CHASSE-GALERIE ET VOYAGE
Jean Du Berger
Pour l'homme de la tradition populaire, le voyage n'est pas un thème particulièrement exaltant. Pour le voyageur, partir, c'est quitter l'espace de sa culture pour s'aventurer dans un domaine où chaque rocher et chaque arbre peut cacher l'Autre, cette forme hostile qui fait se gonfler les rapides ou se hérisser, sur la route des Pays d'en Haut, la vaste étendue du lac Supérieur. D'ailleurs, la sagesse disait: "Partir, c'est mourir un peu." Les complaintes, de leur côté, chantent les malheurs que provoquent les départs de maris ou de fiancés pour la guerre ou pour de longs voyages en mers. Amours détruites, familles qui se désagrègent, corps de noyés qui hantent les rivages: fruits amers des voyages. Si la tradition populaire parle du voyage, elle le fait en termes de "misère" indicible et non pas en termes d'une évasion hors des cadres d'un quotidien aliénant comme les écrivains du XIXe siècle l'ont fait.
Parfois, cependant, bien haut dans le ciel passent des voyageurs qui, dans un canot d'écorce, naviguent dans les nuages. C'est la Chasse-galerie qui passe. Les voyageurs chantent un couplet vaguement blasphématoire en donnant de grands coups d'aviron dans les airs. Voilà un tout autre voyage que ces pénibles voyages par portages et mauvais sentiers infestés de feux-follets, et de méchants esprits. Les voyageurs de la Chasse-galerie échappent à toutes ces difficultés en glissant à vive allure au-dessus de la terre périlleuse qu'ils ne fouleront qu'en pays connu, parvenus à la maison de leurs amours. Mais ce grand voyage cache de plus sérieux dangers que les difficiles expéditions de terre: pour le faire, il ne faut rien de moins que la suprême transgression de faire un pacte avec Satan lui-même. Par ce pacte, le voyageur de la Chasse-galerie adhère à un ordre radicalement différent qui l'arrache à la sécurité de son groupe d'appartenance pour le jeter dans une aventure qui s'achève dans la mort: mort physique que suit la mort de l'âme dans la damnation. En ce sens, la Chasse-galerie révèle un voyage qui est acte de révolte total en ce qu'il manifeste le choix libre de la mort éternelle.

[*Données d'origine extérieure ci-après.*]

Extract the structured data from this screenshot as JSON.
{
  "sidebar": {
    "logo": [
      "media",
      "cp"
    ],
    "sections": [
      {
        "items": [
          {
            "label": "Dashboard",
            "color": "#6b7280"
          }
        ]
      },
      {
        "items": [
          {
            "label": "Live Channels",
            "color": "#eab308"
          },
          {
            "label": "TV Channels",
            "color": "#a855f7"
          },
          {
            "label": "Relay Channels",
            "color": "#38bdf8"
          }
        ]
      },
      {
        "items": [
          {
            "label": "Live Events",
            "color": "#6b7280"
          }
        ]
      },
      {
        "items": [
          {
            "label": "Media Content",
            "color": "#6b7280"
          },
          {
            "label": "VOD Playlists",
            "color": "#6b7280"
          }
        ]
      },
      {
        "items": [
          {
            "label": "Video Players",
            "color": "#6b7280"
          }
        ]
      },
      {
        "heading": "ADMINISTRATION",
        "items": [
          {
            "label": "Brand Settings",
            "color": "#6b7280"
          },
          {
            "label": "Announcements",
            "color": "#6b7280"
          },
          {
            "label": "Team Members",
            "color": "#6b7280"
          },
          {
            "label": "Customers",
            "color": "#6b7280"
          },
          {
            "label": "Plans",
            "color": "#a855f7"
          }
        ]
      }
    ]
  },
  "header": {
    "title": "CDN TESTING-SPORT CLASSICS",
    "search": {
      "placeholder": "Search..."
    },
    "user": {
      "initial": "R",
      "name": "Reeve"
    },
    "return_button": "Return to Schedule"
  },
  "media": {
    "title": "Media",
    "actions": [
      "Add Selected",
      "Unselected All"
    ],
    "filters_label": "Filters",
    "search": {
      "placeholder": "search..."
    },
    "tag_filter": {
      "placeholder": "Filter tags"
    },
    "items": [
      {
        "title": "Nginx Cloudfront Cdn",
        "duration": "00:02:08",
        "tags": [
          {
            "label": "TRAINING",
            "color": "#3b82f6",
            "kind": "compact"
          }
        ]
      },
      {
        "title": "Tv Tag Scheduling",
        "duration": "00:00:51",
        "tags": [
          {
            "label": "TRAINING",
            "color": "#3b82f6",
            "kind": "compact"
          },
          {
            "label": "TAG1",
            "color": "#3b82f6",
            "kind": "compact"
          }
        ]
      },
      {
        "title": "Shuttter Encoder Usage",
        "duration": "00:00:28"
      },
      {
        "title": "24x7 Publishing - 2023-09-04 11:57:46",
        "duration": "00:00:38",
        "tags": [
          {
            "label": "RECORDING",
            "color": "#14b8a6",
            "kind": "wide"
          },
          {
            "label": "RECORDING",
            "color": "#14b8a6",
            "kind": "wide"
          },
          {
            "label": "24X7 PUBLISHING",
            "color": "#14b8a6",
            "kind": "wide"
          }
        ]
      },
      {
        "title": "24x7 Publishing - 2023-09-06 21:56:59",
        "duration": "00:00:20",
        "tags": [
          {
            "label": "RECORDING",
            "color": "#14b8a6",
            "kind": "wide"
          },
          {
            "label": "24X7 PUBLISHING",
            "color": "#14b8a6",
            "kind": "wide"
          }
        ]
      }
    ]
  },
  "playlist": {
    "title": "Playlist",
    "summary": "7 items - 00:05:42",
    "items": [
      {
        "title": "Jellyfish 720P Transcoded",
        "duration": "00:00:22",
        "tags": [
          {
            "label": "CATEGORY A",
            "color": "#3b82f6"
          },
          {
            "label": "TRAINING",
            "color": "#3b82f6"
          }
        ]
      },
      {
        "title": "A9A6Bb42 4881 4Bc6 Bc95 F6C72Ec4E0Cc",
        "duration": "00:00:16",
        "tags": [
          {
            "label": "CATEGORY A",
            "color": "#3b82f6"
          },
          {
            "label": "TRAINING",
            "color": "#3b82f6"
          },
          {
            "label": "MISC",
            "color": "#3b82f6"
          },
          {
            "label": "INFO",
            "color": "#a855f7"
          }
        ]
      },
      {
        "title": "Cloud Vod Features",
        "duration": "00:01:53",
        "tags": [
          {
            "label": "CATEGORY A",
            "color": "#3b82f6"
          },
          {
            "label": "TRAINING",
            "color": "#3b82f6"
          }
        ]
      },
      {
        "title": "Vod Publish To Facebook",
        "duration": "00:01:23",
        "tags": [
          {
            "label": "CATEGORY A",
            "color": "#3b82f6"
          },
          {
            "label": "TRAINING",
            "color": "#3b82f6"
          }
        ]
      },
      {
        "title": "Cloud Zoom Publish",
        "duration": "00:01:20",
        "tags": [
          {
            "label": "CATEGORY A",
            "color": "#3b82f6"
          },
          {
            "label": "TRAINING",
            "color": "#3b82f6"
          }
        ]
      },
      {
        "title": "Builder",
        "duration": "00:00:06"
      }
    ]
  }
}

Le plus ancien témoignage que nous possédions au sujet de la Chasse-galerie est celui de Marie Caroline Watson Hamlin dans ses Legends of Le Détroit publié en 1884.1 Dans ce recueil, Hamlin reprend les traditions françaises dont certains vieux résidents de Détroit gardaient encore le souvenir il y a cent ans: loup-garous, feu-follet, lutins, prêtre fantôme s'y retrouvent comme dans la tradition orale du Québec, étrangers et familiers à la fois, présents à la vie quotidienne des hommes dont ils partagent les travaux et à qui parfois ils demandent leur collaboration. Pour Hamlin, la Chasse-galerie prend l'aspect d'un grand canot que douze hommes font avancer dans le ciel tandis qu'un chien dans "la pince" du canot par ses aboiements attire l'attention de ceux qui doivent voir la Chasse-galerie passer. La Chasse-galerie peut aussi prendre 1'aspect d'une meute de chiens noirs qui court en aboyant derrière une proie invisible; à tous les sept ans, la Chasse-galerie devient un chasseur solitaire, fusil à la main, qui traverse le ciel, suivi de ses chiens, au coucher de soleil. Voir la Chasse-galerie passer est un signe de mort pour celui qui en est témoin ou pour ses proches. Marie Caroline Hamlin poursuit son récit par l'histoire d'un chasseur qui est entraîné par la Chasse-galerie et qui revient un an et un jour plus tard chercher sa fiancée.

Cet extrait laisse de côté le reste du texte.